Luiza Sahd 17/10/2017
Nada como revirar caixas de fotos antigas para descobrir
como somos mau caráteres. Durante minha última mudança de casa, achei um
retrato de escola em que um excelente professor nosso abraçava a turma
orgulhosamente na festa de fim de ano. O que tinha de mais simbólico:
desenhamos uma peruca ridícula na careca dele com caneta Bic… e lá se foi um
bonito registro desta bonita etapa da vida. Ri e chorei, tudo junto. Fechei a
caixa chorrindo.
As efemérides online são sempre mais bonitinhas do que na
vida real. A gente ama um textão emocionado sobre a importância do Natal, do
Dia das Mães, uma comoção coletiva, enfim. (Bom, eu adoro. Não sei você.)
No último domingo, o Dia do Professor foi temática para
mensagens contundentes sobre a profissão mais importante do mundo, essa aí que
não deveria, mas acaba sendo um sacerdócio: a de mestre.
Como aluna capeta que fui, achei bem feito eu ter virado
professora aos vinte e poucos anos. Não estava muito nos meus planos, mas me
fez criar a convicção de que a situação dos professores só teria chances de
melhorar caso todos os cidadãos fossem obrigados a cuidar de uma sala de aula em
algum momento na vida. Se eu fosse política, faria esse projeto de lei.
É tão bonito passar de algoz a presa, rapaz! Nunca vou
esquecer de quando fiquei responsável por uma classe com alunos entre 10 e 12
anos. Muito bom, adoro adolescentes. Eles também me adoravam, acho: pediam para
continuar comigo no semestre seguinte, no outro e no outro. Mas nem todos os
dias foram marcados por essa vibe Sociedade dos Poetas Mortos.
Obviamente, chegou o momento em que me aconteceu o
inevitável como professora. Um grupinho de estudantes começa a cochichar e
rir muito enquanto te olha fixamente. Você lá, falando de verbos irregulares.
Dois alunos, logo três. Mais risadas. Três, logo quatro. Pedi calma e foco aos
meninos educadamente. Preciso dizer que não funcionou?

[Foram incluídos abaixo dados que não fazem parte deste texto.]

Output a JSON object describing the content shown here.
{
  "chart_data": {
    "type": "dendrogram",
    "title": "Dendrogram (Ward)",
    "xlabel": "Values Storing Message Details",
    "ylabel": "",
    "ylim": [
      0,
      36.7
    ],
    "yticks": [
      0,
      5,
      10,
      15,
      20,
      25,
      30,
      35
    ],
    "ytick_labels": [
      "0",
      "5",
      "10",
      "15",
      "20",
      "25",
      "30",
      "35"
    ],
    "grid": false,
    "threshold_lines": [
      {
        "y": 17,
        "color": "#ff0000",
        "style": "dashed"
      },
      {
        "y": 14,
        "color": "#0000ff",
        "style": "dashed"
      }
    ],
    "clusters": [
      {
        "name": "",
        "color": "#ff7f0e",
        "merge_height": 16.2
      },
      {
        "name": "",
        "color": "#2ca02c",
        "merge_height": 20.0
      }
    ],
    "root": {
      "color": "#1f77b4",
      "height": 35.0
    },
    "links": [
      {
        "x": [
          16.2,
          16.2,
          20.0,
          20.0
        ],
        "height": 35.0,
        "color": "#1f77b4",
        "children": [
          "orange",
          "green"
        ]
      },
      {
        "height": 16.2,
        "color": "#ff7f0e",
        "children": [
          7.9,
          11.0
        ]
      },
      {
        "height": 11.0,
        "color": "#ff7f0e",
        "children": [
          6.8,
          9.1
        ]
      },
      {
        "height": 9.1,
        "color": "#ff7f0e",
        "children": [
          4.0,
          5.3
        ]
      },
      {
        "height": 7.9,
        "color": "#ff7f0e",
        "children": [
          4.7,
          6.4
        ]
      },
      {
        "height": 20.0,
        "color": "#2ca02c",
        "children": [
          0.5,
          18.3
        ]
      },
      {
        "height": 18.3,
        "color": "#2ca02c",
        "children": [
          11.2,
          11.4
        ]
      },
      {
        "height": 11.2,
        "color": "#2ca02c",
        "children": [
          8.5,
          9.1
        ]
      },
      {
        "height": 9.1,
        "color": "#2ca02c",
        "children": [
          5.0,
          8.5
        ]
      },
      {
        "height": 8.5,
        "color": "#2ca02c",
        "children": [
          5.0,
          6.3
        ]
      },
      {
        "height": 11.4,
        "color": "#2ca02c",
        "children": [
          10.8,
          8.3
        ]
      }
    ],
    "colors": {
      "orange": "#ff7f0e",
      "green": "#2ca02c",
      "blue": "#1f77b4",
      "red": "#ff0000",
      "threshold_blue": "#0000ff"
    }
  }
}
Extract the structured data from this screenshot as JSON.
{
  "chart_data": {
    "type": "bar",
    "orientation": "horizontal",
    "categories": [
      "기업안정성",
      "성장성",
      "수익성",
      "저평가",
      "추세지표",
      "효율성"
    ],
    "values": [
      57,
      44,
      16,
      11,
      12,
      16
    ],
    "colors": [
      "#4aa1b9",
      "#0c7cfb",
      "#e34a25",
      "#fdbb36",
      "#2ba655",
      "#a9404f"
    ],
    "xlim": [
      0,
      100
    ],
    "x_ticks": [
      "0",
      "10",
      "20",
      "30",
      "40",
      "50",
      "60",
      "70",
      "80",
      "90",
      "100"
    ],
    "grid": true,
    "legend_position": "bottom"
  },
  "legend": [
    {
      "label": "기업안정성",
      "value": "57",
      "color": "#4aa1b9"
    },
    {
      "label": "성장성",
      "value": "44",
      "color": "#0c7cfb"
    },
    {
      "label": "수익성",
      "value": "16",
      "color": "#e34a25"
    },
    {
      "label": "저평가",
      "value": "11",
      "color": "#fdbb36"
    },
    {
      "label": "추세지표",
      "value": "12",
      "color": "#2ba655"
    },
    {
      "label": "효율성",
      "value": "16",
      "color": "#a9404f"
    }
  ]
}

Dilema: no momento em que topei dar aulas e antes mesmo de
entrar na primeira delas, jurei para mim mesma que jamais seria opressora. Não
acredito muito em hierarquias e menos ainda como método para ensinar alguma
coisa, mas quem disse que eu sou esperta? O resultado disso foi travar o
Nintendo no tablado lá, sem saber se o melhor seria continuar a explicação ou
sair correndo para checar se tinha alface no dente, meleca no nariz, peito
saindo do sutiã, remela no olho, aranha no cabelo. Cara, eu tinha uns 24 anos,
dois piercings no nariz, era malandra pra caramba e estava sofrendo bullyin g
de gente com metade da minha idade.
Isso não aconteceu uma nem duas vezes e certamente é o menor
dos problemas que professores enfrentam em sala de aula. Mas é tão simbólico,
como disse este amigo aqui:
Tem professor que não tem nem segurança garantida para dar
aula, não tem material, não tem sala, mas tá lá. E quem respeita professor?
A comunidade é que não. Poucas escolas pagam o tempo que eles gastam
em casa preparando aulas ou corrigindo pilhas de provas (umas várias recheadas
de gracinhas), poucos pais tratam os docentes como algo mais do que
funcionários responsáveis por dar a educação que os alunos deveriam ter
recebido em casa, tudo isso aí que a gente já tá careca de saber — a menos que
pintem uma peruca com Bic em nossas cabeças.
Antes tarde do que mais tarde ainda, eu gostaria de
parabenizar a todos que, ao contrário de mim, não desistiram. Mais do que não
desistir da profissão, o professor é um cara que não desiste das pessoas. E se
tem uma coisa que beira o impossível e o inacreditável ultimamente é isso. Meus
parabéns a todos, todos os dias. No próximo 15 de outubro a gente compensa a
zoeira com um textão, um chocolate ou uma maçã.